A young man and woman meander down the center corridor doting over a heap of broccoli with a wagging corgi in tow on a short leash. Passersby gesture to the sandy-colored dog with giddy chuckles and small gasps of amusement. When a balding gentleman in jeans and a plaid jacket strides up and gently pushes a piece of paper into the man’s hand, they all smile politely.
Holding the dog’s leash, the man looks down at the wrinkled paper and begins to scan the lengthy text. In bold at the top of the page it reads, “No Dogs at Farmers’ Markets.”
It shouldn’t come as a surprise that canines are not allowed at “certified” farmers markets. There are often signs visibly posted throughout the aisles. But are pet dogs really a harmful addition to these outdoor affairs?
In 2014, California added amendments to its law on “live animals” in the Retail Food Code related to pet dogs in outdoor dining areas. The law states that patrons may bring their pet dogs to an outdoor dining area if the establishment owner allows it and certain requirements are met. Requirements include an outdoor entrance, and dogs leashed and under control. Employees also must wash their hands if they touch the canines.
Then why doesn’t this law apply to farmers markets?
The answer lies in California Health and Safety Code 114259.5, which stipulates that, with the exception of service animals, “live animals may not be allowed in a food facility.” Certified farmers markets, although they usually take place outdoors, fall into the category of a “food facility.”
The Sunday Farmers Market under the freeway is a certified farmers market. Courtney Smith with Shared Abundance Organic Farm in Auburn cheerfully greets customers from behind a booth at the Sunday market. Smith says although she personally loves dogs, a farmers market with fresh produce and crowds may not be the place for them.
“People don’t contend with dogs lifting their legs on stands,” she says. “And sometimes dog hair clings to the lettuce.” Smith mentions that not all markets have the same policy on dogs—or perhaps there are just no signs posted to remind patrons of the law.
The Midtown Farmers Market is managed by a Northern California-based events marketing agency called Unseen Heroes and hosted by the Midtown Business Association. The market is certified by the Sacramento County Agricultural Commissioner, which allows both “certified” and “uncertified” producers to sell their agricultural products provided all produce meets certain minimum quality standards.

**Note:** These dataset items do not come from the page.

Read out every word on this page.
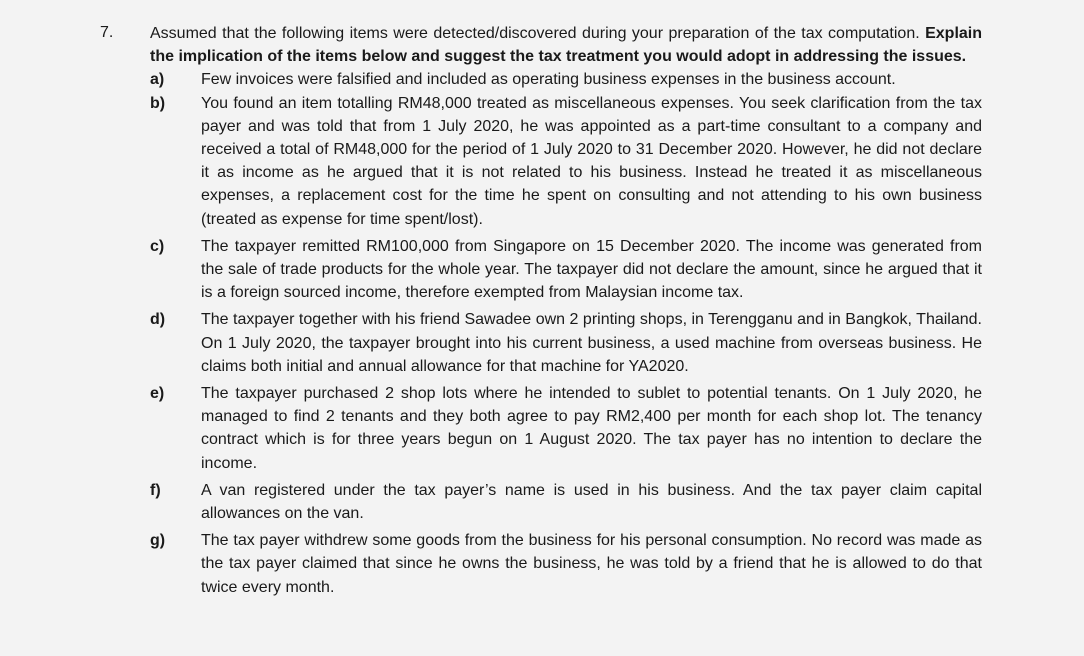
7. Assumed that the following items were detected/discovered during your preparation of the tax computation. Explain the implication of the items below and suggest the tax treatment you would adopt in addressing the issues.

a)	Few invoices were falsified and included as operating business expenses in the business account.

b)	You found an item totalling RM48,000 treated as miscellaneous expenses. You seek clarification from the tax payer and was told that from 1 July 2020, he was appointed as a part-time consultant to a company and received a total of RM48,000 for the period of 1 July 2020 to 31 December 2020. However, he did not declare it as income as he argued that it is not related to his business. Instead he treated it as miscellaneous expenses, a replacement cost for the time he spent on consulting and not attending to his own business (treated as expense for time spent/lost).

c)	The taxpayer remitted RM100,000 from Singapore on 15 December 2020. The income was generated from the sale of trade products for the whole year. The taxpayer did not declare the amount, since he argued that it is a foreign sourced income, therefore exempted from Malaysian income tax.

d)	The taxpayer together with his friend Sawadee own 2 printing shops, in Terengganu and in Bangkok, Thailand. On 1 July 2020, the taxpayer brought into his current business, a used machine from overseas business. He claims both initial and annual allowance for that machine for YA2020.

e)	The taxpayer purchased 2 shop lots where he intended to sublet to potential tenants. On 1 July 2020, he managed to find 2 tenants and they both agree to pay RM2,400 per month for each shop lot. The tenancy contract which is for three years begun on 1 August 2020. The tax payer has no intention to declare the income.

f)	A van registered under the tax payer’s name is used in his business. And the tax payer claim capital allowances on the van.

g)	The tax payer withdrew some goods from the business for his personal consumption. No record was made as the tax payer claimed that since he owns the business, he was told by a friend that he is allowed to do that twice every month.
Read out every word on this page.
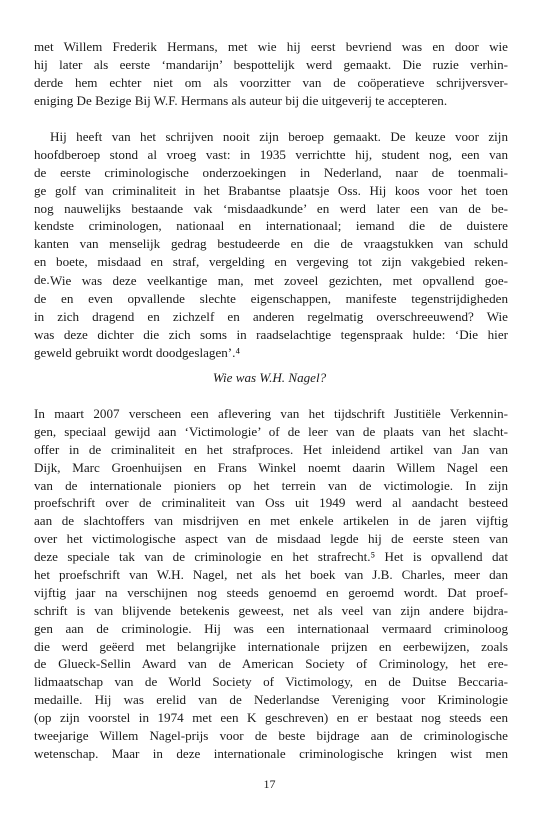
met Willem Frederik Hermans, met wie hij eerst bevriend was en door wie
hij later als eerste ‘mandarijn’ bespottelijk werd gemaakt. Die ruzie verhin-
derde hem echter niet om als voorzitter van de coöperatieve schrijversver-
eniging De Bezige Bij W.F. Hermans als auteur bij die uitgeverij te accepteren.
Hij heeft van het schrijven nooit zijn beroep gemaakt. De keuze voor zijn
hoofdberoep stond al vroeg vast: in 1935 verrichtte hij, student nog, een van
de eerste criminologische onderzoekingen in Nederland, naar de toenmali-
ge golf van criminaliteit in het Brabantse plaatsje Oss. Hij koos voor het toen
nog nauwelijks bestaande vak ‘misdaadkunde’ en werd later een van de be-
kendste criminologen, nationaal en internationaal; iemand die de duistere
kanten van menselijk gedrag bestudeerde en die de vraagstukken van schuld
en boete, misdaad en straf, vergelding en vergeving tot zijn vakgebied reken-
de. Wie was deze veelkantige man, met zoveel gezichten, met opvallend goe-
de en even opvallende slechte eigenschappen, manifeste tegenstrijdigheden
in zich dragend en zichzelf en anderen regelmatig overschreeuwend? Wie
was deze dichter die zich soms in raadselachtige tegenspraak hulde: ‘Die hier
geweld gebruikt wordt doodgeslagen’.⁴
Wie was W.H. Nagel?
In maart 2007 verscheen een aflevering van het tijdschrift Justitiële Verkennin-
gen, speciaal gewijd aan ‘Victimologie’ of de leer van de plaats van het slacht-
offer in de criminaliteit en het strafproces. Het inleidend artikel van Jan van
Dijk, Marc Groenhuijsen en Frans Winkel noemt daarin Willem Nagel een
van de internationale pioniers op het terrein van de victimologie. In zijn
proefschrift over de criminaliteit van Oss uit 1949 werd al aandacht besteed
aan de slachtoffers van misdrijven en met enkele artikelen in de jaren vijftig
over het victimologische aspect van de misdaad legde hij de eerste steen van
deze speciale tak van de criminologie en het strafrecht.⁵ Het is opvallend dat
het proefschrift van W.H. Nagel, net als het boek van J.B. Charles, meer dan
vijftig jaar na verschijnen nog steeds genoemd en geroemd wordt. Dat proef-
schrift is van blijvende betekenis geweest, net als veel van zijn andere bijdra-
gen aan de criminologie. Hij was een internationaal vermaard criminoloog
die werd geëerd met belangrijke internationale prijzen en eerbewijzen, zoals
de Glueck-Sellin Award van de American Society of Criminology, het ere-
lidmaatschap van de World Society of Victimology, en de Duitse Beccaria-
medaille. Hij was erelid van de Nederlandse Vereniging voor Kriminologie
(op zijn voorstel in 1974 met een K geschreven) en er bestaat nog steeds een
tweejarige Willem Nagel-prijs voor de beste bijdrage aan de criminologische
wetenschap. Maar in deze internationale criminologische kringen wist men
17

At the Midtown Farmers Market, dogs are allowed to walk through the market, but not in the immediate market stalls (service animals are allowed in all areas). “We periodically set up our 4-footed-favorite mobile Pop-Up Dog Park adjacent to the market,” says John Adair, director of bid services and communications for the Midtown market. “Many of the surrounding restaurants offer brunch on the patios that are dog-friendly, such as LowBrau and the MARRS building.”
Jose Gallardo of Gallardo’s Organic Farm has a booth at the Midtown Farmers Market with a bounty of red, green and rainbow Swiss chard and other fresh produce. Gallardo says he has no problem with dogs, and with patrons walking in and out so quickly it doesn’t seem to cause any issues.
Shopping at farmers markets directly supports the farmers and helps preserve California’s farmland. Two year-round markets in Sacramento are the Sunday Farmers Market under the freeway at 8th and W streets, and Saturday’s Midtown Farmers Market on 20th Street between J and K streets. Many other markets will pop up throughout the city as springtime approaches.